Basically I want to setup my task so that if I do gulp less --watch it will watch, otherwise just do the build. This is what I have so far:

'use strict';

var gulp = require('gulp');
var less = require('gulp-less');
var gulpif = require('gulp-if');
var watch = require('gulp-watch');
var cli = require('minimist')(process.argv.slice(2));

gulp.task('less', function () {
  return gulp.src(['./client/styles/styles.less', './client/styles/libs.less'])
    .pipe(less({ sourceMap: !cli.production }))
    .pipe(gulp.dest('./dist/styles'))
    .pipe(gulpif(cli.watch, watch()));
});

What happens is that it still executes the watch, but doesn't pass any files. This also prevents the task from process.exit()ing..

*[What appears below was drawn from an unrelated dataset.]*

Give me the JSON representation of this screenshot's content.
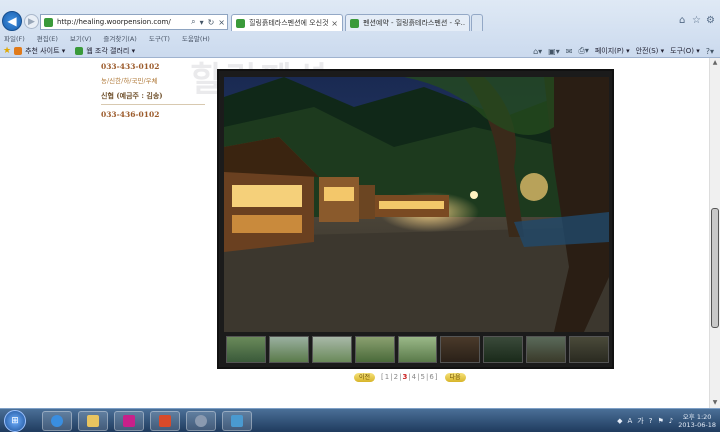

I'm assuming I have to either wrap it in something, or use an alternate method (not gulp-if)..

Answer 1

gulp-watch is an endless stream, so if called it will never allow the process to exit. Your task always call watch() in order to pass it to gulpif even when the if won't need it. This means you will be running an unattached watcher. Additionally, the watcher needs to be first in your pipe chain so it can re-trigger the remaining handlers.

What you need to do is use the command line argument to conditionally call and attach watch(). run a task that does the watching. Also, use gulp-plumber (https://github.com/floatdrop/gulp-plumber) to keep the stream working if you have an error after the watcher.

var plumber = require('gulp-plumber');
gulp.task('less', function () {
    var src = gulp.src(['./client/styles/styles.less', './client/styles/libs.less']);

    if (cli.watch) {  // watch() won't be called without the command line arg
        src = src.pipe(watch()).plumber(); 
    }

    return src.pipe(less({ sourceMap: !cli.production }))
        .pipe(gulp.dest('./dist/styles'));
});